Jan. 27 — Whether managers, human resources employees and in-house lawyers are protected against retaliation by their employer when pushing discrimination and harassment complaints they receive up the chain of command is a tricky question that may depend on where the employer is located, employment lawyers told Bloomberg BNA in a series of interviews.

Federal courts in some parts of the country have recognized a so-called “manager rule” under Title VII of the 1964 Civil Rights Act. Under the rule, employees who are tasked as part of their job description with receiving and reporting job bias complaints don't engage in protected activity for purposes of Title VII's anti-retaliation protections merely by taking such complaints or relaying them to upper management, Stacey L. Pitcher, a partner in the Hartford, Conn., office of management-side firm Goldberg Segalla, told Bloomberg BNA Jan. 22.

She said employers favor the manager rule, which requires such workers to do something more to oppose discrimination, because otherwise these employees might be able to build a retaliation claim just by doing their job, making it risky to discipline them when it's otherwise appropriate to do so.

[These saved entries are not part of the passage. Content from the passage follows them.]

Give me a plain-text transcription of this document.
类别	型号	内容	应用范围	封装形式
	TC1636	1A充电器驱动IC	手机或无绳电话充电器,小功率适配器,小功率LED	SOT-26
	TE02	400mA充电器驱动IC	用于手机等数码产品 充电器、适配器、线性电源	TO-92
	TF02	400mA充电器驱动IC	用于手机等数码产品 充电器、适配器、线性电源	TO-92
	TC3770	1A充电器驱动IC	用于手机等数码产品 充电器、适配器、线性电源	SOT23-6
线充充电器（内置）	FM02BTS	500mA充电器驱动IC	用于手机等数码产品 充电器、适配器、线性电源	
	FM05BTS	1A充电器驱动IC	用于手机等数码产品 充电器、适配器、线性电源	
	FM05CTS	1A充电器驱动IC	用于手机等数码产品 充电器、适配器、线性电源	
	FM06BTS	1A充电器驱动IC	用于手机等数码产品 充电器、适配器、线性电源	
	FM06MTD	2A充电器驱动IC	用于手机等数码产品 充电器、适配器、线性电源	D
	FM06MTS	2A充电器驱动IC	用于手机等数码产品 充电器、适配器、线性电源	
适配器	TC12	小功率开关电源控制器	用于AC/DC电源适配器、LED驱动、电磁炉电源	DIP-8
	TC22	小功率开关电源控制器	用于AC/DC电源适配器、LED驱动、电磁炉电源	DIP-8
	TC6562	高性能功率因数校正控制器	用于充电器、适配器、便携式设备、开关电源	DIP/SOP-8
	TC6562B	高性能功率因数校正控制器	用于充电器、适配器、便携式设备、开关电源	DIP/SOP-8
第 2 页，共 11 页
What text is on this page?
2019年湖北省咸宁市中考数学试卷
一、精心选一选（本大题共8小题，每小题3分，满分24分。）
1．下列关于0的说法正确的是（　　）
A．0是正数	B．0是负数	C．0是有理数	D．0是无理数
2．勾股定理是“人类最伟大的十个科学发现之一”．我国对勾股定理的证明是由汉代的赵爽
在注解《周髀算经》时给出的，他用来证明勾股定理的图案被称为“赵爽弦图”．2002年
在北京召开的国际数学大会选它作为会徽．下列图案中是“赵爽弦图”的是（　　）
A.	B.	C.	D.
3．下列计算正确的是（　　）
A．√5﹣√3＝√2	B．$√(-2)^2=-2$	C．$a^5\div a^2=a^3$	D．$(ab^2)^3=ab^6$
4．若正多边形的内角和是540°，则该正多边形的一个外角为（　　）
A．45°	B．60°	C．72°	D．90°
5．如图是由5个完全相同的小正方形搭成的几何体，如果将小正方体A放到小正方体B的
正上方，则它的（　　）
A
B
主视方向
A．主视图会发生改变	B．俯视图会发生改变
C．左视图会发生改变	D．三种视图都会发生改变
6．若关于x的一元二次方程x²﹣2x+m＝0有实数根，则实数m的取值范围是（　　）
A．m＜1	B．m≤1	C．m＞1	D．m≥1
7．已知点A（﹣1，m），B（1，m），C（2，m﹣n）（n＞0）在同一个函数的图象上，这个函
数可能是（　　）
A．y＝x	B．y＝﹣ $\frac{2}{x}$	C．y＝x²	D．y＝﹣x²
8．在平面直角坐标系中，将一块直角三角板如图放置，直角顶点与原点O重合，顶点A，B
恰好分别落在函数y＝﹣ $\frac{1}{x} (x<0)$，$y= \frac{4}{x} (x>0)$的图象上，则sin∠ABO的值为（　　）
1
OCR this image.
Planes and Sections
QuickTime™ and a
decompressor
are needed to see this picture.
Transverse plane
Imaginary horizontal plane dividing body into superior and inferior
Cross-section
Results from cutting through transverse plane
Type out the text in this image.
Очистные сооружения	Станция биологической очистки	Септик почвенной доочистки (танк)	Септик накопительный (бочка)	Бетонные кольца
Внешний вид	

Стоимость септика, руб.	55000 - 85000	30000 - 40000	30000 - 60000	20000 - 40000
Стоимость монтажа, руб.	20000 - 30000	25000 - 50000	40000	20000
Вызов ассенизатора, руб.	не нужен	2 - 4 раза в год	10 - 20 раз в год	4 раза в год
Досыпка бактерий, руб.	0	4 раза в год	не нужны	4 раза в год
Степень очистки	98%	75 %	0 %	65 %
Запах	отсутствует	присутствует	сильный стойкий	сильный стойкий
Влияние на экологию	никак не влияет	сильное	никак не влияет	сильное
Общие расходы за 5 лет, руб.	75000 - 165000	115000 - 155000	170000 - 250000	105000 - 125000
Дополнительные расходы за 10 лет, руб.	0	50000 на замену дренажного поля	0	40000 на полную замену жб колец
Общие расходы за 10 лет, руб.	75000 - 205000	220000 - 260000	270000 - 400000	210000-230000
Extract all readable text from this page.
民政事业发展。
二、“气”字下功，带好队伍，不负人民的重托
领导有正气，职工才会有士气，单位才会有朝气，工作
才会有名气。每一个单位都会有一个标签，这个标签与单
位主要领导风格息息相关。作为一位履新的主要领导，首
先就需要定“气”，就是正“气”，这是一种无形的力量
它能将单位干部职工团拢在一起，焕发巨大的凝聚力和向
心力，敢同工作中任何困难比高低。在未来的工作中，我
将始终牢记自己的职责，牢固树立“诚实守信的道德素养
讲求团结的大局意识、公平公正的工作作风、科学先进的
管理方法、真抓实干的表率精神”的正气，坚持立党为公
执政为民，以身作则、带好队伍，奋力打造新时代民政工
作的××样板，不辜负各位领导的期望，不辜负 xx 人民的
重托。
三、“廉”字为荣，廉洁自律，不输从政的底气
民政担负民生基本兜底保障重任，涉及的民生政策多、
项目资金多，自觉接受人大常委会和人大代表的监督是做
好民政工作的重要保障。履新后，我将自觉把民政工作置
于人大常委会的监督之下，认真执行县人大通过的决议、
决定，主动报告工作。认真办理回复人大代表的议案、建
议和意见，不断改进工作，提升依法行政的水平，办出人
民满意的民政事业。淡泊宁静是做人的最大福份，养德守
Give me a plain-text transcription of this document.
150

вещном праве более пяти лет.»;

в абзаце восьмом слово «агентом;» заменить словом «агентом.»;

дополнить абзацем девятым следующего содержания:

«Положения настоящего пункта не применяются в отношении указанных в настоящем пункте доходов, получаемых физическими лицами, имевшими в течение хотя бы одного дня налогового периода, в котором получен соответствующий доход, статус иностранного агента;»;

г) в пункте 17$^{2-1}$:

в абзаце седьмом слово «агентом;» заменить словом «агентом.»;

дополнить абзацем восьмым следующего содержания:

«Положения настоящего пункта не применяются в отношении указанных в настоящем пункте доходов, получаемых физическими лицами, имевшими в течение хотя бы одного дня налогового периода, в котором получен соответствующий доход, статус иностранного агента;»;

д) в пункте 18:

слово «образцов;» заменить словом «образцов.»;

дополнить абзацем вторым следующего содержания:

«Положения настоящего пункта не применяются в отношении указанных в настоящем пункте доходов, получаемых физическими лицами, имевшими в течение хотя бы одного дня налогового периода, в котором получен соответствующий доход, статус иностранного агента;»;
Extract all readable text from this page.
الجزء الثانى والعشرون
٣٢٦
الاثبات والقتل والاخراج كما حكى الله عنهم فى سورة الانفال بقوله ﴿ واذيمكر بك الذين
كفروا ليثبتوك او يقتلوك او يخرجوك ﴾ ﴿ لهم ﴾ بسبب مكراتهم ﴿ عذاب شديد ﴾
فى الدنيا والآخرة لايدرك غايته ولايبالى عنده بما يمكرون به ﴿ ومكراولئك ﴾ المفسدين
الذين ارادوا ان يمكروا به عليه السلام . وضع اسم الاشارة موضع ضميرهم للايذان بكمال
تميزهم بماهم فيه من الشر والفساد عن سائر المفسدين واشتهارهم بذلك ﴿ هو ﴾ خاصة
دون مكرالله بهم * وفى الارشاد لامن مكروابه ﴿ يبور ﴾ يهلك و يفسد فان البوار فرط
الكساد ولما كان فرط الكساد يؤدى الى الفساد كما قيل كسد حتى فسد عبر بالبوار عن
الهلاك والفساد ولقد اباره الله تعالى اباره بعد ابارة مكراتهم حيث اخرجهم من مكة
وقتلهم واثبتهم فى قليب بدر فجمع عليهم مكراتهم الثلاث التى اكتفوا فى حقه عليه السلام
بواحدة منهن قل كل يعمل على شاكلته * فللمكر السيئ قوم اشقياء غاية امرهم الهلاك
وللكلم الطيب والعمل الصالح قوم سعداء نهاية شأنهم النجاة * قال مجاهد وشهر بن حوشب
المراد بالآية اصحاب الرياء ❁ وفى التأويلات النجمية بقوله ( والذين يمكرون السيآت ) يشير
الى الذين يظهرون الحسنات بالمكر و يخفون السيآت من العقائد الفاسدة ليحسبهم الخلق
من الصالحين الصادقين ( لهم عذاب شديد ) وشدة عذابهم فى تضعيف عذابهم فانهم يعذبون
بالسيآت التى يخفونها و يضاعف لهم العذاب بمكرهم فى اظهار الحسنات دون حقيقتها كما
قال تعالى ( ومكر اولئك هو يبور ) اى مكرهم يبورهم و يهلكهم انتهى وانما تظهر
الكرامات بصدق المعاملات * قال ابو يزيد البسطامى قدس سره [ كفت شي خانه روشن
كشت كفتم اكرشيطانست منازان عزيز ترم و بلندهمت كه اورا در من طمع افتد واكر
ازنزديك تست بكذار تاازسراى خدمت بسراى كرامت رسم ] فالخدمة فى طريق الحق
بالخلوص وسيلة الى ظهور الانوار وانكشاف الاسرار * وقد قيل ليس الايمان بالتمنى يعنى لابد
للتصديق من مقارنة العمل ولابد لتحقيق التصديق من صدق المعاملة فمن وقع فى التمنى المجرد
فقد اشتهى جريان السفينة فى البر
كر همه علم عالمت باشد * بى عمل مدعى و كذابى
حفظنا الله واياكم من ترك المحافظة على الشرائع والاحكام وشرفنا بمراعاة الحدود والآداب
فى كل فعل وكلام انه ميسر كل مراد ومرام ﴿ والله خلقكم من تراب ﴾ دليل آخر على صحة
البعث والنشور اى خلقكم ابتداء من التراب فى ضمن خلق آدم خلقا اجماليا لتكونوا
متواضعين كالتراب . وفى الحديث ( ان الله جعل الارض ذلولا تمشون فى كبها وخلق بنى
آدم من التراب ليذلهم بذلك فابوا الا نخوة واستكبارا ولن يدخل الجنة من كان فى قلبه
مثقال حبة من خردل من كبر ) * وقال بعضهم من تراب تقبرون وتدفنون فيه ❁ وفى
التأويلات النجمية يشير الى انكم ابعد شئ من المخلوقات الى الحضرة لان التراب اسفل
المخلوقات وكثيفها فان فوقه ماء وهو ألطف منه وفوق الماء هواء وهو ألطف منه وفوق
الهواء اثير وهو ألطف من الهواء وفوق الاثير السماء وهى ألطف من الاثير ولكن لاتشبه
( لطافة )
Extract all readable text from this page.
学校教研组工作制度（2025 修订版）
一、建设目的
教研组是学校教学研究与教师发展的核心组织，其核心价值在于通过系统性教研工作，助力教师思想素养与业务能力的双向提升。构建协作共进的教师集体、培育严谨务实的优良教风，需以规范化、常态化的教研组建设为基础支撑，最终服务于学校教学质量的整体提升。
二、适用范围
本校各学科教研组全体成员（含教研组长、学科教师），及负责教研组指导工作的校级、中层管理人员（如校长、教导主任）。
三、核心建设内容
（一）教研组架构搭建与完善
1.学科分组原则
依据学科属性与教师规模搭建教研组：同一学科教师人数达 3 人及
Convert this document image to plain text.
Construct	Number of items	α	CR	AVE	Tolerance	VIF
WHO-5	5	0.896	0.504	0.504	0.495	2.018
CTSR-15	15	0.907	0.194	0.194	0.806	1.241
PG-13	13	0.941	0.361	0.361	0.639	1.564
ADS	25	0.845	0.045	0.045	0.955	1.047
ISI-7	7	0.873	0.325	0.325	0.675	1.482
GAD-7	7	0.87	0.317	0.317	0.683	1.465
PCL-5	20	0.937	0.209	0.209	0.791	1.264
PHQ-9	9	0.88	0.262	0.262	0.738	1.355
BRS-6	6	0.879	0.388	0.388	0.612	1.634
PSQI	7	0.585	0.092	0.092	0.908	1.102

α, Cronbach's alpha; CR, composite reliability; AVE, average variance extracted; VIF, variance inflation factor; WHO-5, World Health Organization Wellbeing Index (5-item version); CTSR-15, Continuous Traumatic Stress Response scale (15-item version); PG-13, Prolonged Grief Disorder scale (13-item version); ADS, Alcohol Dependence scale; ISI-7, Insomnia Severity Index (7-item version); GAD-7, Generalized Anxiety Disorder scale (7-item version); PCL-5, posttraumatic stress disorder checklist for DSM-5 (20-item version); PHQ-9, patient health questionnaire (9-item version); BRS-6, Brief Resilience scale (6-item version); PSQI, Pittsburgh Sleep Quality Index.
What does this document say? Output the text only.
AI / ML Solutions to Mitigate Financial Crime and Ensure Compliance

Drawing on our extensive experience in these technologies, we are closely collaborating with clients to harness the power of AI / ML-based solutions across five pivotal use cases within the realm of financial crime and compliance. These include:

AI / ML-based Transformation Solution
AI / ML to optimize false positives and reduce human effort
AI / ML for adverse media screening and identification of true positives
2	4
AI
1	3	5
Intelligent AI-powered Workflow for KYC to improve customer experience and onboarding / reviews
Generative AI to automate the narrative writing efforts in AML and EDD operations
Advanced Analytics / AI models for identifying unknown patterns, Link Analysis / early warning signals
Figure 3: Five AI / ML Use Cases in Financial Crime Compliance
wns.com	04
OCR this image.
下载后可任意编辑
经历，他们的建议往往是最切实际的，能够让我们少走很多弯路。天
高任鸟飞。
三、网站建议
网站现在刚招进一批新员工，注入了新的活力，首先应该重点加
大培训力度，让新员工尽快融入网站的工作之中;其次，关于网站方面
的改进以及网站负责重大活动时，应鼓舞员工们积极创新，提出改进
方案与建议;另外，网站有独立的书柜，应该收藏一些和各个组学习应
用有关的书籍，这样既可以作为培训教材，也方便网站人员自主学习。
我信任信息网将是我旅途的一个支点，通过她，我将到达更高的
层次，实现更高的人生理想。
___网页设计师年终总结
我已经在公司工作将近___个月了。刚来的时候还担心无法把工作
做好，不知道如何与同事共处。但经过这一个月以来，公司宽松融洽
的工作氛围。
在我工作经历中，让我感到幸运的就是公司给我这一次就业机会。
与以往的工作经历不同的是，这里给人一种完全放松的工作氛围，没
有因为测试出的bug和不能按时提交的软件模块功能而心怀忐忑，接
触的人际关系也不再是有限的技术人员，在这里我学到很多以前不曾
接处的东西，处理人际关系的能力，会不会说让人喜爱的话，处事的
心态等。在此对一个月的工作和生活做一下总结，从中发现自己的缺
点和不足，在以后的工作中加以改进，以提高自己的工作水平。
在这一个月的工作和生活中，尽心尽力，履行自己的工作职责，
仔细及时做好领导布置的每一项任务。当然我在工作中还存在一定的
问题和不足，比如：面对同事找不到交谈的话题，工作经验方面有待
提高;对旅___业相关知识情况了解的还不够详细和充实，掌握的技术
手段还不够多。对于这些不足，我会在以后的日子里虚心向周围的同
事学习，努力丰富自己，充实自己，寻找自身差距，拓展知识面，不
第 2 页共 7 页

Without the manager rule, employers could face “an avalanche of litigation” under Title VII, Amy M. Pocklington of Ogletree, Deakins, Nash, Smoak & Stewart P.C. told Bloomberg BNA Jan. 27

But employee rights attorney Terry N. Grimes of Roanoke, Va., said he believes the trend among federal courts is away from application of the manager rule in the employment discrimination context.

He said the rule, which was developed in Fair Labor Standards Act cases, may be gaining ground under that statute. But in light of recent federal appeals court decisions, he said, “it has lost traction” under Title VII.

“I think that's the way the cases will go now” in the Title VII context, Grimes told Bloomberg BNA Jan. 25, meaning that courts will reject application of the manager rule in workplace bias cases. He noted, however, that the U.S. Supreme Court has yet to weigh in on the issue.

Rule Needed to Control Litigation Floodgates?

Whether managers, HR personnel and in-house attorneys whose duties include receiving and conveying employee bias complaints are protected against retaliation for what some say is simply doing their job isn't without significant potential impact on a company's bottom line.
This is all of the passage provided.